Dicho en corto: los niños me tocan la fibra. Viví dos décadas largas en la parte mala del mundo, y sé que esa parte no está tan lejos de ellos como creemos. Los veo pasar camino del colegio, o en fila cuando van por la calle cogidos de la mano, o sentados en un museo -igual que prisioneros de guerra iraquíes- mientras las profesoras se lo explican, y me gusta observarlos, acechar sus gestos y palabras. Su inocencia y primeras exploraciones del mundo y la vida. Intentar adivinar en ellos lo que, bueno o malo, brillante o mediocre, tal vez serán de mayores.
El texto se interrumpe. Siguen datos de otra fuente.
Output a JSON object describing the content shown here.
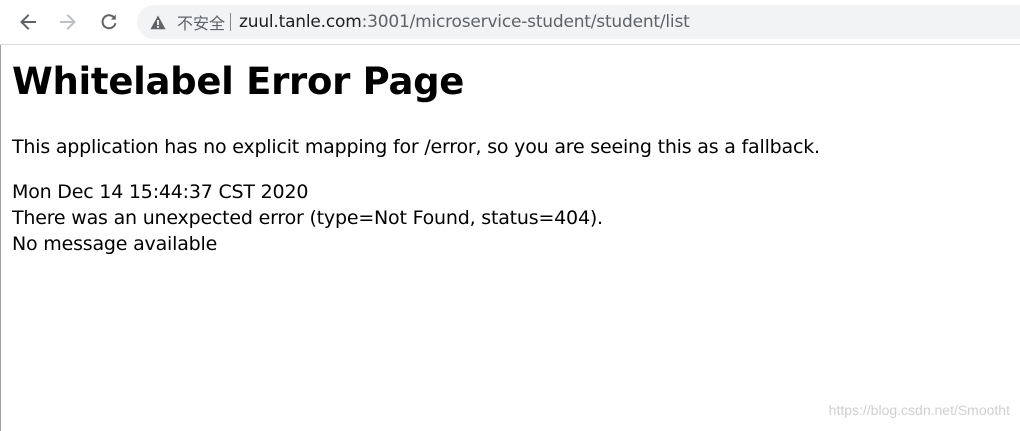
{
  "browser": {
    "security_label": "不安全",
    "url_host": "zuul.tanle.com",
    "url_path": ":3001/microservice-student/student/list",
    "icons": {
      "back": "arrow-left-icon",
      "forward": "arrow-right-icon",
      "reload": "reload-icon",
      "security": "warning-triangle-icon"
    }
  },
  "page": {
    "title": "Whitelabel Error Page",
    "description": "This application has no explicit mapping for /error, so you are seeing this as a fallback.",
    "timestamp": "Mon Dec 14 15:44:37 CST 2020",
    "error_line": "There was an unexpected error (type=Not Found, status=404).",
    "message": "No message available"
  },
  "watermark": "https://blog.csdn.net/Smootht"
}
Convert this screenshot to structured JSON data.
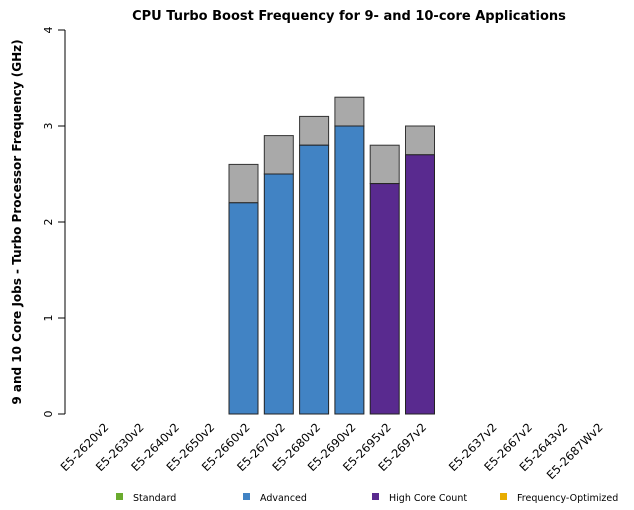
{
  "chart_data": {
    "type": "bar",
    "stacked": true,
    "title": "CPU Turbo Boost Frequency for 9- and 10-core Applications",
    "xlabel": "",
    "ylabel": "9 and 10 Core Jobs - Turbo Processor Frequency (GHz)",
    "ylim": [
      0,
      4
    ],
    "yticks": [
      "0",
      "1",
      "2",
      "3",
      "4"
    ],
    "grid": false,
    "legend_placement": "bottom",
    "categories": [
      "E5-2620v2",
      "E5-2630v2",
      "E5-2640v2",
      "E5-2650v2",
      "E5-2660v2",
      "E5-2670v2",
      "E5-2680v2",
      "E5-2690v2",
      "E5-2695v2",
      "E5-2697v2",
      "",
      "E5-2637v2",
      "E5-2667v2",
      "E5-2643v2",
      "E5-2687Wv2"
    ],
    "base_values": [
      null,
      null,
      null,
      null,
      2.2,
      2.5,
      2.8,
      3.0,
      2.4,
      2.7,
      null,
      null,
      null,
      null,
      null
    ],
    "turbo_values": [
      null,
      null,
      null,
      null,
      2.6,
      2.9,
      3.1,
      3.3,
      2.8,
      3.0,
      null,
      null,
      null,
      null,
      null
    ],
    "groups": [
      "Standard",
      "Standard",
      "Standard",
      "Standard",
      "Advanced",
      "Advanced",
      "Advanced",
      "Advanced",
      "High Core Count",
      "High Core Count",
      "",
      "Frequency-Optimized",
      "Frequency-Optimized",
      "Frequency-Optimized",
      "Frequency-Optimized"
    ],
    "turbo_color": "#a9a9a9",
    "legend": [
      {
        "name": "Standard",
        "color": "#6aab2e"
      },
      {
        "name": "Advanced",
        "color": "#4183c4"
      },
      {
        "name": "High Core Count",
        "color": "#592a8f"
      },
      {
        "name": "Frequency-Optimized",
        "color": "#e8ad00"
      }
    ]
  }
}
Esto me lleva a lo que afirmaba en la primera línea. Siento que me estoy ablandando, y puede que sea la edad. La semana pasada estaba en la Plaza Mayor de Madrid, mirando a los niños montados en los caballitos del tiovivo que ponen allí por Navidad y Reyes, con sus gorros de lana, sus bufandas y sus padres vigilándolos de cerca. Se movía el artilugio, las monturas subían y bajaban, sonaba la música, y los críos se agarraban a los barrotes saludando a sus familiares cada vez que pasaban ante ellos. Cabalgaban serios, íntegros, formales, creyéndoselo de verdad. Consecuentes como sólo ellos pueden serlo. Con esa inocente honradez que sólo un niño pequeño posee y que luego la vida le arrebata poco a poco. Los veía pasar y pensaba que eran afortunados por ser todavía lo que eran, asomados apenas a los complejos lugares por donde la vida acabaría llevándolos. Y al observar sus rostros extasiados y felices, la confianza con que miraban a padres y abuelos mientras sus manitas se agarraban a los barrotes de los caballitos pintados, vi en ellos los rostros de otros niños en otros lugares; y también vi el mío hace sesenta largos años, cuando desde la rueda móvil de un tiovivo miraba el mundo girar en torno, con idéntica inocencia. Entonces me toqué la cara y comprobé que estaba llorando como un perfecto gilipollas.